The study assumed each child’s weight was in the 97th percentile for his/her weight. The MUSC Division of General Pediatrics’ research was done using a four-year, $508,000 federal grant from the Agency for Healthcare Research and Quality.
According to the Director of MUSC’s Division of General Pediatrics, narcotics (codeine and hydrocodone) are prescribed to babies as a cough suppressant and painkiller, but these can be dangerous to youngsters because of their sedative effects. These effects increases the risk of dehydration because infants and toddler do not wake up enough to eat and drink while under the influence of these drugs. Severe side effects of narcotics on babies and toddler could lead to breathing problems and death.
Also according to the Division Director, all the narcotics in question were administered in liquid form, and earlier research has shown that wide errors occurs when drugs are administered in their liquid forms, even when the proper dosages are prescribed. Hence the need for an automated dispensing process in which doses would be precisely calculated based the child’s exact weight in order to prevent overdoses and serious drug injuries.

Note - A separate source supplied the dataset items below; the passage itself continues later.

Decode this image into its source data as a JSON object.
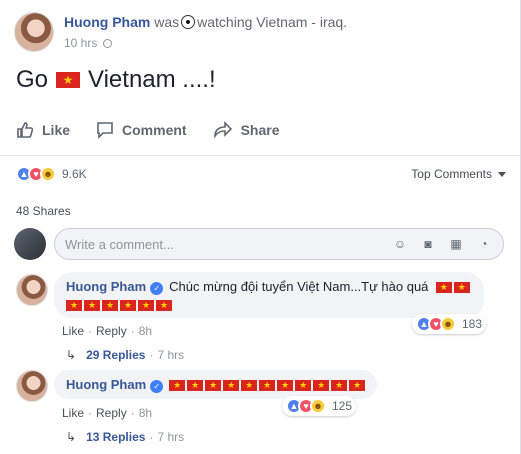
{
  "post": {
    "author": "Huong Pham",
    "activity_prefix": "was",
    "activity": "watching Vietnam - iraq.",
    "time": "10 hrs",
    "text_before": "Go",
    "text_after": "Vietnam ....!",
    "actions": {
      "like": "Like",
      "comment": "Comment",
      "share": "Share"
    },
    "reaction_count": "9.6K",
    "sort_label": "Top Comments",
    "shares": "48 Shares",
    "composer_placeholder": "Write a comment..."
  },
  "comments": [
    {
      "author": "Huong Pham",
      "text": "Chúc mừng đội tuyển Việt Nam...Tự hào quá",
      "flags_inline": 2,
      "flags_line2": 6,
      "like": "Like",
      "reply": "Reply",
      "time": "8h",
      "reaction_count": "183",
      "replies": "29 Replies",
      "replies_time": "7 hrs"
    },
    {
      "author": "Huong Pham",
      "flags_inline": 11,
      "like": "Like",
      "reply": "Reply",
      "time": "8h",
      "reaction_count": "125",
      "replies": "13 Replies",
      "replies_time": "7 hrs"
    }
  ],
  "colors": {
    "link": "#385898",
    "muted": "#90949c",
    "flag_red": "#da251d",
    "flag_star": "#ffcd00"
  }
}
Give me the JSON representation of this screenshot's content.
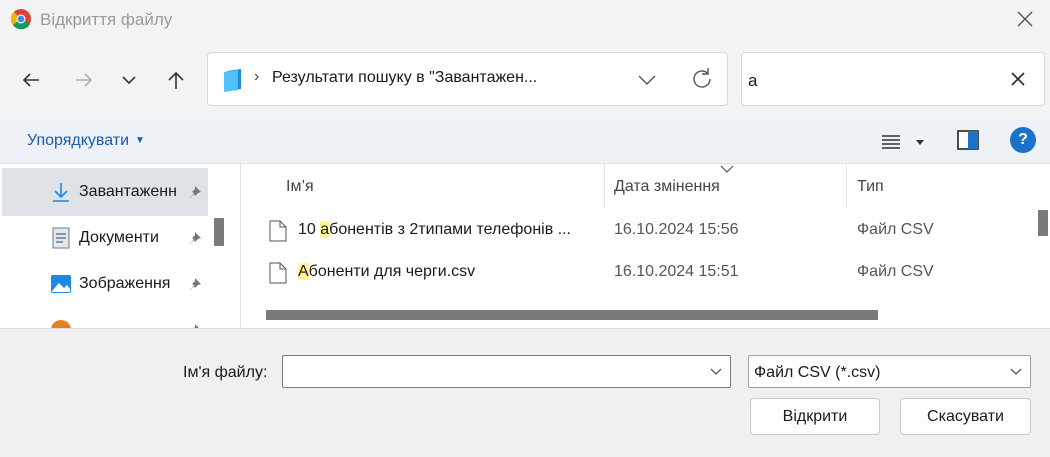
{
  "window": {
    "title": "Відкриття файлу"
  },
  "navigation": {
    "address_separator": "›",
    "address_text": "Результати пошуку в \"Завантажен...",
    "search_value": "а"
  },
  "commandbar": {
    "organize_label": "Упорядкувати"
  },
  "sidebar": {
    "items": [
      {
        "label": "Завантаженн"
      },
      {
        "label": "Документи"
      },
      {
        "label": "Зображення"
      }
    ]
  },
  "file_list": {
    "columns": {
      "name": "Ім’я",
      "date": "Дата змінення",
      "type": "Тип"
    },
    "rows": [
      {
        "name_prefix": "10 ",
        "name_highlight": "а",
        "name_rest": "бонентів з 2типами телефонів ...",
        "date": "16.10.2024 15:56",
        "type": "Файл CSV"
      },
      {
        "name_prefix": "",
        "name_highlight": "А",
        "name_rest": "боненти для черги.csv",
        "date": "16.10.2024 15:51",
        "type": "Файл CSV"
      }
    ]
  },
  "bottom": {
    "filename_label": "Ім'я файлу:",
    "filename_value": "",
    "filetype_value": "Файл CSV (*.csv)",
    "open_label": "Відкрити",
    "cancel_label": "Скасувати"
  },
  "colors": {
    "accent": "#1b5bb3",
    "highlight": "#fff59a",
    "help": "#1a73c8"
  }
}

The wrongful death attorneys at Howell Law know that the improper use medications can lead to serious injury, long term disability and even death. Doctors have a responsibility to make sure their patients, or the parents of child patients, know the risks and dangers of taking drugs prescribed so that they can an educated decision as to whether they want to take said risks and take the medication being recommended. Furthermore, pharmacists also have duties to patients to ensure they fill the correct prescriptions with the appropriate dosage.
In the event that a pharmaceutical drug causes injury or death, legal action can be taken against the drug manufacturer based upon theories of negligence, breach of warranty, and/or strict liability. Action also can be taken against a doctor or pharmacist if either or both were negligent in performing their duties related to the drug.